Whatever else may be said about the social influence of luminaries and gate-keepers, there remains a legitimate appeal to authority. Does Richard Bauckham count as a legitimate authority in Bible scholarship? No doubt his annihilationism and commendation of Fudge’s work makes him not evangelical enough for some. And yet this is the problem with populism and selection bias: it’s easy enough to keep redrawing the lines for those who are deemed evangelical enough.

In my experience, some American evangelicals are prepared to throw all of British evangelicalism under the bus as not evangelical enough, once they learn that Stott was just the tip of the conditionalist iceberg in that region. “Christianity in America” may be “bedeviled by false teaching on every side” (quoting Burk’s first point), but Jesus is not coming back to claim an exclusively American Bride—whatever happened to the Lausanne movement spearheaded by Graham and Stott, inclusive of 150 nations participating in this push by the global evangelical church? That’s real leadership worthy of our respect.

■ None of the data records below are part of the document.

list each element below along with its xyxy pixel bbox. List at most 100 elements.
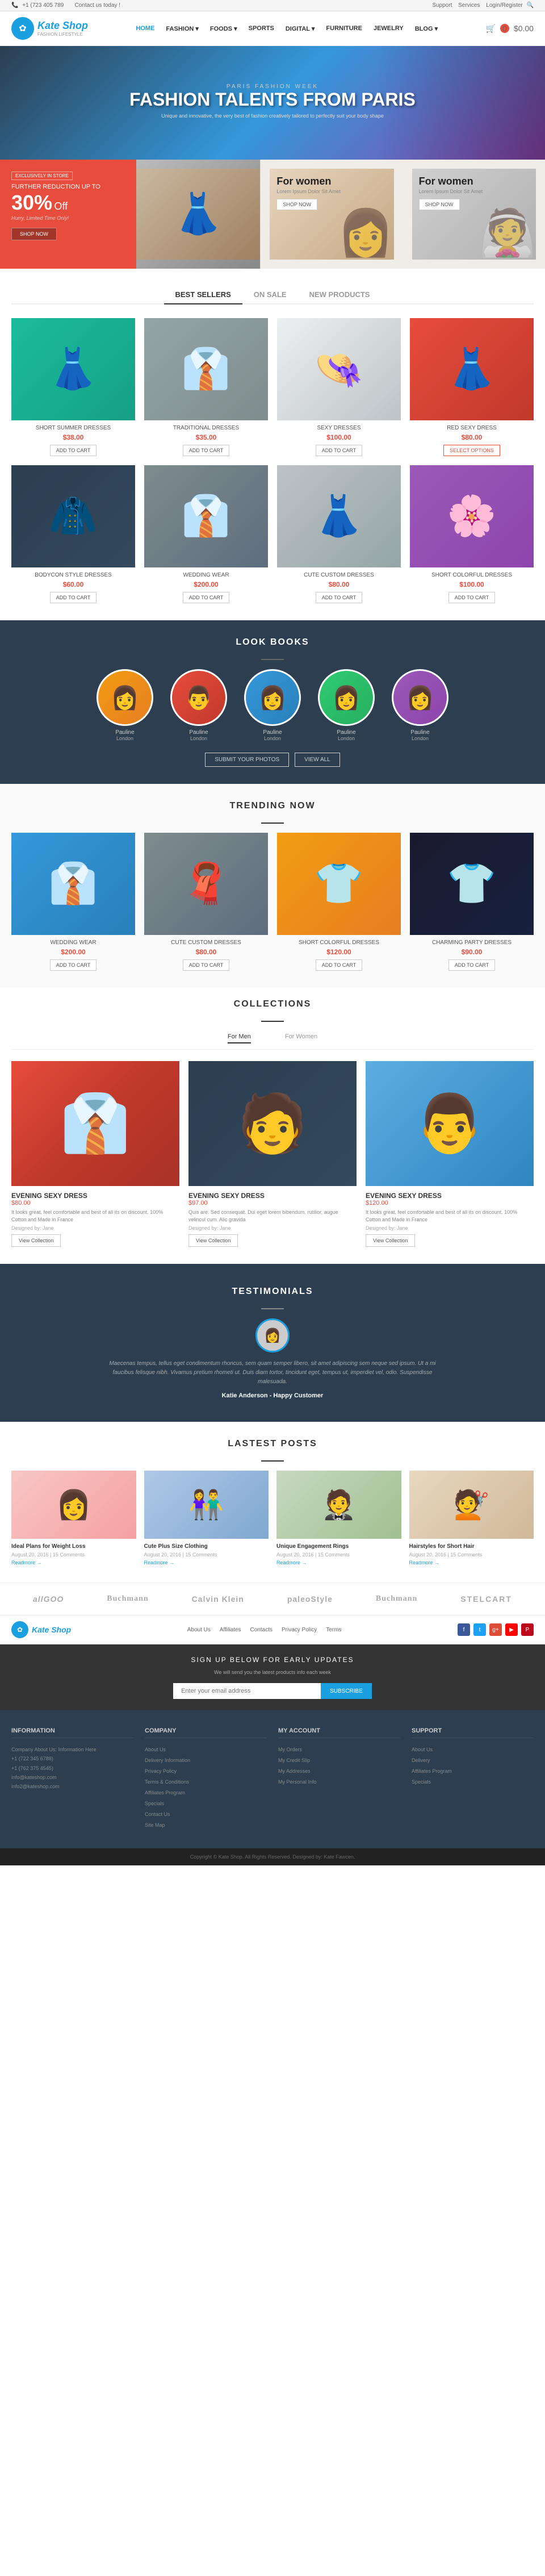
- look-circle-item: 👩 Pauline London: [318, 669, 375, 741]
- phone-link[interactable]: +1 (723 405 789: [22, 2, 64, 9]
- brand-logo[interactable]: allGOO: [33, 1594, 64, 1604]
- cart-total: $0.00: [514, 24, 534, 33]
- add-to-cart-button[interactable]: ADD TO CART: [316, 959, 363, 971]
- footer-nav-terms[interactable]: Terms: [326, 1627, 341, 1633]
- post-readmore[interactable]: Readmore →: [409, 1560, 534, 1565]
- nav-fashion[interactable]: FASHION ▾: [160, 22, 204, 36]
- twitter-icon[interactable]: t: [473, 1623, 486, 1636]
- nav-sports[interactable]: SPORTS: [243, 22, 280, 36]
- footer-company-sitemap[interactable]: Site Map: [145, 1822, 165, 1828]
- add-to-cart-button[interactable]: ADD TO CART: [50, 445, 97, 456]
- footer-nav-affiliates[interactable]: Affiliates: [220, 1627, 241, 1633]
- view-collection-button[interactable]: View Collection: [366, 1234, 415, 1247]
- post-readmore[interactable]: Readmore →: [144, 1560, 269, 1565]
- footer-company-privacy[interactable]: Privacy Policy: [145, 1768, 177, 1774]
- services-link[interactable]: Services: [458, 2, 480, 9]
- add-to-cart-button[interactable]: ADD TO CART: [50, 592, 97, 603]
- brand-logo[interactable]: Buchmann: [107, 1594, 148, 1604]
- footer-company-about[interactable]: About Us: [145, 1747, 166, 1752]
- promo-model: 👗: [136, 160, 260, 269]
- collections-tab-men[interactable]: For Men: [228, 1031, 251, 1043]
- contact-link[interactable]: Contact us today !: [74, 2, 120, 9]
- footer-nav-privacy[interactable]: Privacy Policy: [282, 1627, 317, 1633]
- footer-company-delivery[interactable]: Delivery Information: [145, 1757, 190, 1763]
- view-collection-button[interactable]: View Collection: [11, 1234, 61, 1247]
- product-card: 👔 WEDDING WEAR $200.00 ADD TO CART: [11, 833, 135, 971]
- post-card: 👫 Cute Plus Size Clothing August 20, 201…: [144, 1471, 269, 1565]
- promo-fw2-btn[interactable]: SHOP NOW: [419, 199, 460, 210]
- product-name: TRADITIONAL DRESSES: [144, 425, 268, 431]
- support-link[interactable]: Support: [432, 2, 452, 9]
- select-options-button[interactable]: SELECT OPTIONS: [443, 445, 500, 456]
- add-to-cart-button[interactable]: ADD TO CART: [316, 592, 363, 603]
- cart-icon[interactable]: 🛒: [486, 24, 496, 34]
- promo-fw1-btn[interactable]: SHOP NOW: [276, 199, 317, 210]
- testimonials-section: TESTIMONIALS 👩 Maecenas tempus, tellus e…: [0, 1264, 545, 1422]
- add-to-cart-button[interactable]: ADD TO CART: [448, 959, 496, 971]
- footer-company-specials[interactable]: Specials: [145, 1801, 164, 1806]
- logo[interactable]: ✿ Kate Shop FASHION LIFESTYLE: [11, 17, 88, 40]
- nav-furniture[interactable]: FURNITURE: [320, 22, 368, 36]
- social-icons: f t g+ ▶ P: [458, 1623, 534, 1636]
- post-title: Cute Plus Size Clothing: [144, 1543, 269, 1550]
- footer: INFORMATION Company About Us: Informatio…: [0, 1710, 545, 1848]
- tab-on-sale[interactable]: ON SALE: [242, 286, 298, 304]
- product-image: 👗: [11, 318, 135, 420]
- add-to-cart-button[interactable]: ADD TO CART: [316, 445, 363, 456]
- brand-logo[interactable]: STELCART: [460, 1594, 512, 1604]
- footer-nav-about[interactable]: About Us: [187, 1627, 211, 1633]
- newsletter-email-input[interactable]: [173, 1683, 321, 1699]
- product-price: $80.00: [410, 433, 534, 441]
- footer-account-addresses[interactable]: My Addresses: [278, 1768, 311, 1774]
- add-to-cart-button[interactable]: ADD TO CART: [183, 592, 230, 603]
- search-icon[interactable]: 🔍: [527, 2, 534, 9]
- facebook-icon[interactable]: f: [458, 1623, 470, 1636]
- footer-support-title: SUPPORT: [412, 1727, 534, 1738]
- nav-home[interactable]: HOME: [130, 22, 160, 36]
- tab-new-products[interactable]: NEW PRODUCTS: [298, 286, 382, 304]
- post-readmore[interactable]: Readmore →: [11, 1560, 136, 1565]
- footer-account-orders[interactable]: My Orders: [278, 1747, 302, 1752]
- footer-company-terms[interactable]: Terms & Conditions: [145, 1779, 189, 1785]
- product-card: 👗 RED SEXY DRESS $80.00 SELECT OPTIONS: [410, 318, 534, 456]
- collection-image: 🧑: [188, 1061, 357, 1186]
- view-all-button[interactable]: View All: [295, 753, 340, 767]
- add-to-cart-button[interactable]: ADD TO CART: [448, 592, 496, 603]
- add-to-cart-button[interactable]: ADD TO CART: [50, 959, 97, 971]
- tab-best-sellers[interactable]: BEST SELLERS: [164, 286, 242, 304]
- pinterest-icon[interactable]: P: [521, 1623, 534, 1636]
- posts-grid: 👩 Ideal Plans for Weight Loss August 20,…: [11, 1471, 534, 1565]
- newsletter-subscribe-button[interactable]: SUBSCRIBE: [321, 1683, 372, 1699]
- trending-title: TRENDING NOW: [11, 801, 534, 811]
- promo-shop-btn[interactable]: SHOP NOW: [11, 228, 57, 240]
- footer-company-contact[interactable]: Contact Us: [145, 1811, 170, 1817]
- brand-logo[interactable]: paleoStyle: [287, 1594, 333, 1604]
- add-to-cart-button[interactable]: ADD TO CART: [183, 445, 230, 456]
- collections-tab-women[interactable]: For Women: [285, 1031, 317, 1043]
- google-plus-icon[interactable]: g+: [489, 1623, 502, 1636]
- view-collection-button[interactable]: View Collection: [188, 1234, 238, 1247]
- nav-blog[interactable]: BLOG ▾: [409, 22, 443, 36]
- footer-nav-contacts[interactable]: Contacts: [250, 1627, 272, 1633]
- footer-support-about[interactable]: About Us: [412, 1747, 433, 1752]
- submit-profile-button[interactable]: Submit Your Photos: [205, 753, 289, 767]
- add-to-cart-button[interactable]: ADD TO CART: [183, 959, 230, 971]
- footer-support-affiliates[interactable]: Affiliates Program: [412, 1768, 452, 1774]
- nav-jewelry[interactable]: JEWELRY: [368, 22, 409, 36]
- footer-company-affiliates[interactable]: Affiliates Program: [145, 1790, 185, 1796]
- nav-foods[interactable]: FOODS ▾: [204, 22, 243, 36]
- product-price: $35.00: [144, 433, 268, 441]
- footer-phone1: +1 (722 345 6788): [11, 1754, 133, 1763]
- brand-logo[interactable]: Calvin Klein: [192, 1594, 244, 1604]
- nav-digital[interactable]: DIGITAL ▾: [280, 22, 321, 36]
- post-readmore[interactable]: Readmore →: [276, 1560, 401, 1565]
- footer-support-specials[interactable]: Specials: [412, 1779, 431, 1785]
- footer-support-delivery[interactable]: Delivery: [412, 1757, 430, 1763]
- brand-logo[interactable]: Buchmann: [376, 1594, 417, 1604]
- product-name: CHARMING PARTY DRESSES: [410, 940, 534, 946]
- footer-account-personal[interactable]: My Personal Info: [278, 1779, 317, 1785]
- footer-account-creditslip[interactable]: My Credit Slip: [278, 1757, 310, 1763]
- login-link[interactable]: Login/Register: [486, 2, 522, 9]
- footer-logo[interactable]: ✿ Kate Shop: [11, 1621, 71, 1638]
- youtube-icon[interactable]: ▶: [505, 1623, 518, 1636]
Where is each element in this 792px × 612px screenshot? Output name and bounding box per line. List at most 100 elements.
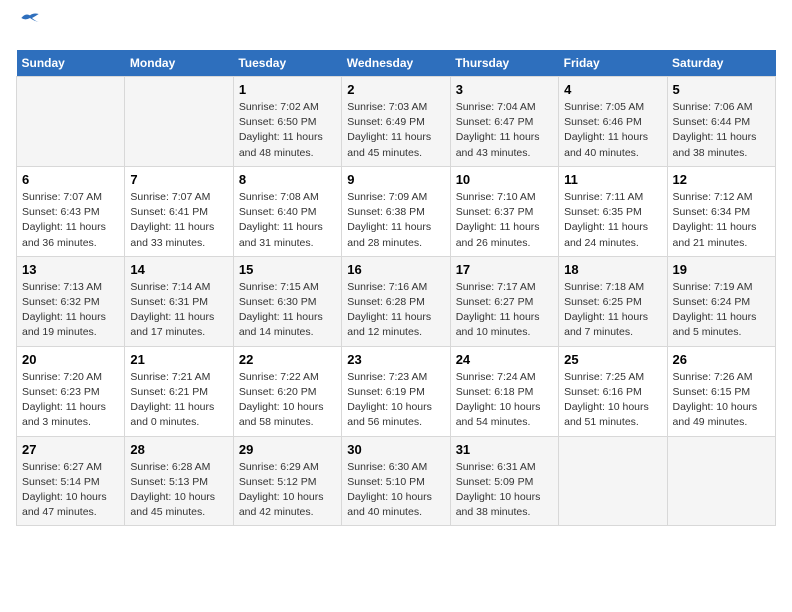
day-number: 7 xyxy=(130,172,227,187)
day-info: Sunrise: 7:04 AM Sunset: 6:47 PM Dayligh… xyxy=(456,100,553,161)
day-number: 25 xyxy=(564,352,661,367)
day-cell: 30 Sunrise: 6:30 AM Sunset: 5:10 PM Dayli… xyxy=(342,436,450,526)
logo xyxy=(16,16,40,38)
day-cell: 4 Sunrise: 7:05 AM Sunset: 6:46 PM Daylig… xyxy=(559,77,667,167)
day-cell: 22 Sunrise: 7:22 AM Sunset: 6:20 PM Dayli… xyxy=(233,346,341,436)
day-info: Sunrise: 7:21 AM Sunset: 6:21 PM Dayligh… xyxy=(130,370,227,431)
day-cell: 24 Sunrise: 7:24 AM Sunset: 6:18 PM Dayli… xyxy=(450,346,558,436)
calendar-table: SundayMondayTuesdayWednesdayThursdayFrid… xyxy=(16,50,776,526)
day-number: 6 xyxy=(22,172,119,187)
day-cell: 25 Sunrise: 7:25 AM Sunset: 6:16 PM Dayli… xyxy=(559,346,667,436)
day-number: 14 xyxy=(130,262,227,277)
col-header-wednesday: Wednesday xyxy=(342,50,450,77)
day-cell: 27Sunrise: 6:27 AM Sunset: 5:14 PM Dayli… xyxy=(17,436,125,526)
day-info: Sunrise: 7:12 AM Sunset: 6:34 PM Dayligh… xyxy=(673,190,770,251)
day-number: 28 xyxy=(130,442,227,457)
day-info: Sunrise: 7:22 AM Sunset: 6:20 PM Dayligh… xyxy=(239,370,336,431)
day-cell: 10Sunrise: 7:10 AM Sunset: 6:37 PM Dayli… xyxy=(450,166,558,256)
day-number: 30 xyxy=(347,442,444,457)
day-cell: 5Sunrise: 7:06 AM Sunset: 6:44 PM Daylig… xyxy=(667,77,775,167)
week-row-5: 27Sunrise: 6:27 AM Sunset: 5:14 PM Dayli… xyxy=(17,436,776,526)
day-info: Sunrise: 7:23 AM Sunset: 6:19 PM Dayligh… xyxy=(347,370,444,431)
day-cell: 28 Sunrise: 6:28 AM Sunset: 5:13 PM Dayli… xyxy=(125,436,233,526)
day-info: Sunrise: 7:08 AM Sunset: 6:40 PM Dayligh… xyxy=(239,190,336,251)
day-number: 17 xyxy=(456,262,553,277)
day-cell: 15 Sunrise: 7:15 AM Sunset: 6:30 PM Dayli… xyxy=(233,256,341,346)
day-cell: 21Sunrise: 7:21 AM Sunset: 6:21 PM Dayli… xyxy=(125,346,233,436)
day-info: Sunrise: 7:03 AM Sunset: 6:49 PM Dayligh… xyxy=(347,100,444,161)
day-info: Sunrise: 7:16 AM Sunset: 6:28 PM Dayligh… xyxy=(347,280,444,341)
day-cell: 6 Sunrise: 7:07 AM Sunset: 6:43 PM Daylig… xyxy=(17,166,125,256)
day-cell: 17 Sunrise: 7:17 AM Sunset: 6:27 PM Dayli… xyxy=(450,256,558,346)
header-row: SundayMondayTuesdayWednesdayThursdayFrid… xyxy=(17,50,776,77)
col-header-thursday: Thursday xyxy=(450,50,558,77)
day-info: Sunrise: 7:13 AM Sunset: 6:32 PM Dayligh… xyxy=(22,280,119,341)
day-cell: 9Sunrise: 7:09 AM Sunset: 6:38 PM Daylig… xyxy=(342,166,450,256)
day-number: 19 xyxy=(673,262,770,277)
week-row-1: 1 Sunrise: 7:02 AM Sunset: 6:50 PM Daylig… xyxy=(17,77,776,167)
day-number: 27 xyxy=(22,442,119,457)
day-number: 13 xyxy=(22,262,119,277)
week-row-2: 6 Sunrise: 7:07 AM Sunset: 6:43 PM Daylig… xyxy=(17,166,776,256)
day-cell: 18Sunrise: 7:18 AM Sunset: 6:25 PM Dayli… xyxy=(559,256,667,346)
day-number: 31 xyxy=(456,442,553,457)
day-cell: 3 Sunrise: 7:04 AM Sunset: 6:47 PM Daylig… xyxy=(450,77,558,167)
day-cell: 20 Sunrise: 7:20 AM Sunset: 6:23 PM Dayli… xyxy=(17,346,125,436)
day-info: Sunrise: 7:07 AM Sunset: 6:41 PM Dayligh… xyxy=(130,190,227,251)
day-cell xyxy=(17,77,125,167)
day-cell xyxy=(559,436,667,526)
day-number: 22 xyxy=(239,352,336,367)
week-row-3: 13 Sunrise: 7:13 AM Sunset: 6:32 PM Dayli… xyxy=(17,256,776,346)
day-info: Sunrise: 6:28 AM Sunset: 5:13 PM Dayligh… xyxy=(130,460,227,521)
day-number: 1 xyxy=(239,82,336,97)
day-info: Sunrise: 7:05 AM Sunset: 6:46 PM Dayligh… xyxy=(564,100,661,161)
col-header-saturday: Saturday xyxy=(667,50,775,77)
day-info: Sunrise: 7:17 AM Sunset: 6:27 PM Dayligh… xyxy=(456,280,553,341)
day-info: Sunrise: 7:19 AM Sunset: 6:24 PM Dayligh… xyxy=(673,280,770,341)
day-cell: 16 Sunrise: 7:16 AM Sunset: 6:28 PM Dayli… xyxy=(342,256,450,346)
day-number: 16 xyxy=(347,262,444,277)
day-info: Sunrise: 6:29 AM Sunset: 5:12 PM Dayligh… xyxy=(239,460,336,521)
day-cell: 19 Sunrise: 7:19 AM Sunset: 6:24 PM Dayli… xyxy=(667,256,775,346)
day-number: 20 xyxy=(22,352,119,367)
day-cell: 26Sunrise: 7:26 AM Sunset: 6:15 PM Dayli… xyxy=(667,346,775,436)
day-info: Sunrise: 6:30 AM Sunset: 5:10 PM Dayligh… xyxy=(347,460,444,521)
col-header-monday: Monday xyxy=(125,50,233,77)
day-number: 5 xyxy=(673,82,770,97)
day-cell: 14 Sunrise: 7:14 AM Sunset: 6:31 PM Dayli… xyxy=(125,256,233,346)
day-number: 26 xyxy=(673,352,770,367)
day-info: Sunrise: 7:02 AM Sunset: 6:50 PM Dayligh… xyxy=(239,100,336,161)
day-cell: 1 Sunrise: 7:02 AM Sunset: 6:50 PM Daylig… xyxy=(233,77,341,167)
day-number: 4 xyxy=(564,82,661,97)
day-info: Sunrise: 6:31 AM Sunset: 5:09 PM Dayligh… xyxy=(456,460,553,521)
day-number: 11 xyxy=(564,172,661,187)
day-info: Sunrise: 7:14 AM Sunset: 6:31 PM Dayligh… xyxy=(130,280,227,341)
day-cell xyxy=(667,436,775,526)
day-info: Sunrise: 7:07 AM Sunset: 6:43 PM Dayligh… xyxy=(22,190,119,251)
day-cell: 12Sunrise: 7:12 AM Sunset: 6:34 PM Dayli… xyxy=(667,166,775,256)
day-info: Sunrise: 7:24 AM Sunset: 6:18 PM Dayligh… xyxy=(456,370,553,431)
col-header-sunday: Sunday xyxy=(17,50,125,77)
day-number: 8 xyxy=(239,172,336,187)
day-cell: 2 Sunrise: 7:03 AM Sunset: 6:49 PM Daylig… xyxy=(342,77,450,167)
day-cell: 7 Sunrise: 7:07 AM Sunset: 6:41 PM Daylig… xyxy=(125,166,233,256)
day-cell xyxy=(125,77,233,167)
day-cell: 11Sunrise: 7:11 AM Sunset: 6:35 PM Dayli… xyxy=(559,166,667,256)
day-info: Sunrise: 7:25 AM Sunset: 6:16 PM Dayligh… xyxy=(564,370,661,431)
day-number: 24 xyxy=(456,352,553,367)
day-info: Sunrise: 7:10 AM Sunset: 6:37 PM Dayligh… xyxy=(456,190,553,251)
day-number: 15 xyxy=(239,262,336,277)
day-number: 29 xyxy=(239,442,336,457)
day-number: 2 xyxy=(347,82,444,97)
week-row-4: 20 Sunrise: 7:20 AM Sunset: 6:23 PM Dayli… xyxy=(17,346,776,436)
day-info: Sunrise: 7:15 AM Sunset: 6:30 PM Dayligh… xyxy=(239,280,336,341)
day-info: Sunrise: 7:09 AM Sunset: 6:38 PM Dayligh… xyxy=(347,190,444,251)
page-header xyxy=(16,16,776,38)
day-info: Sunrise: 7:18 AM Sunset: 6:25 PM Dayligh… xyxy=(564,280,661,341)
col-header-friday: Friday xyxy=(559,50,667,77)
day-info: Sunrise: 7:20 AM Sunset: 6:23 PM Dayligh… xyxy=(22,370,119,431)
day-cell: 23Sunrise: 7:23 AM Sunset: 6:19 PM Dayli… xyxy=(342,346,450,436)
day-number: 3 xyxy=(456,82,553,97)
day-cell: 31 Sunrise: 6:31 AM Sunset: 5:09 PM Dayli… xyxy=(450,436,558,526)
day-cell: 13 Sunrise: 7:13 AM Sunset: 6:32 PM Dayli… xyxy=(17,256,125,346)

It seems that Burk may be surreptitiously defining “evangelical” not as one with a high view of Scripture in the protestant spirit, and a high view of the gospel as exemplified in the Lausanne covenant, but rather as one who affirms among other things a long-standing tradition about God tormenting people forever. I’m not sure if he would protest that analysis or happily agree with it, but either way, this narrative is very present and discernible within the evangelical sphere. So I think that each of us needs to understand how we are drawing the lines, both in what we say, and in what we imply.

At the End of the Day. . .

Finally, with his fourth point of response, Burk says that the real question is what the Bible teaches:

At the end of the day, this is a question of biblical interpretation. What does the Bible teach? I am in agreement with the overwhelming testimony of the Christian church over the last 2,000 years. I make the case for that view in my chapter . . .

Of course he’s totally right; credit where credit’s due. Even though he hastens to appeal to tradition here, he does offer his biblical case elsewhere.

But I feel compelled to point out that this question of what the Bible teaches is just a good working definition of what it means to uphold evangelicalism.

Yet Burk has narrated a situation where to “forsake the traditional doctrine of Hell” is just a de-evangelicalizing, Pinnockian, drifting-away thing to do, as if by definition.

As one raised in the conservative evangelical church (non-American), who became a conditionalist only upon the strength of my evangelical convictions and resources, and one who is also tracking with the growth of this movement, I would rate the change of mind as ironically a “more serious,” “more evangelical,” and “more conservative” thing to do when compared to some of the counsel of its critics. Even if conditionalism ends up being mistaken.

And that’s the point. You can be evangelical and wrong on hell. Because to be evangelical about hell, is to be possibly wrong, not automatically right.

Pointing to what is best in evangelicalism I think serves as a far more accurate and informed explanation for the cause of the growth of evangelical conditionalism, compared to the narrative of suspicion and aspersions about emotionalism and liberalizing.

If Sprinkle is right about conditionalism soon becoming “the dominant view” among evangelicals, based on his sense of how many well-known pastors already hold to it, then I suspect that Burk would agree that this wouldn’t then render him any less evangelical as a traditionalist. If so, it’s easy to see that the same standard applies now, to conditionalism.

Critics can’t have it both ways. Either it’s a serious evangelical thing to do to be willing to examine the Bible on this issue even if it results in adopting conditionalism, or it’s a serious departure. If it’s evangelical, then we should accept that true evangelicals can differ on this point. If it’s not evangelical, then we shouldn’t portray that there is a legitimate in-house debate on hell, as if no true evangelical would ever depart from tradition or consensus.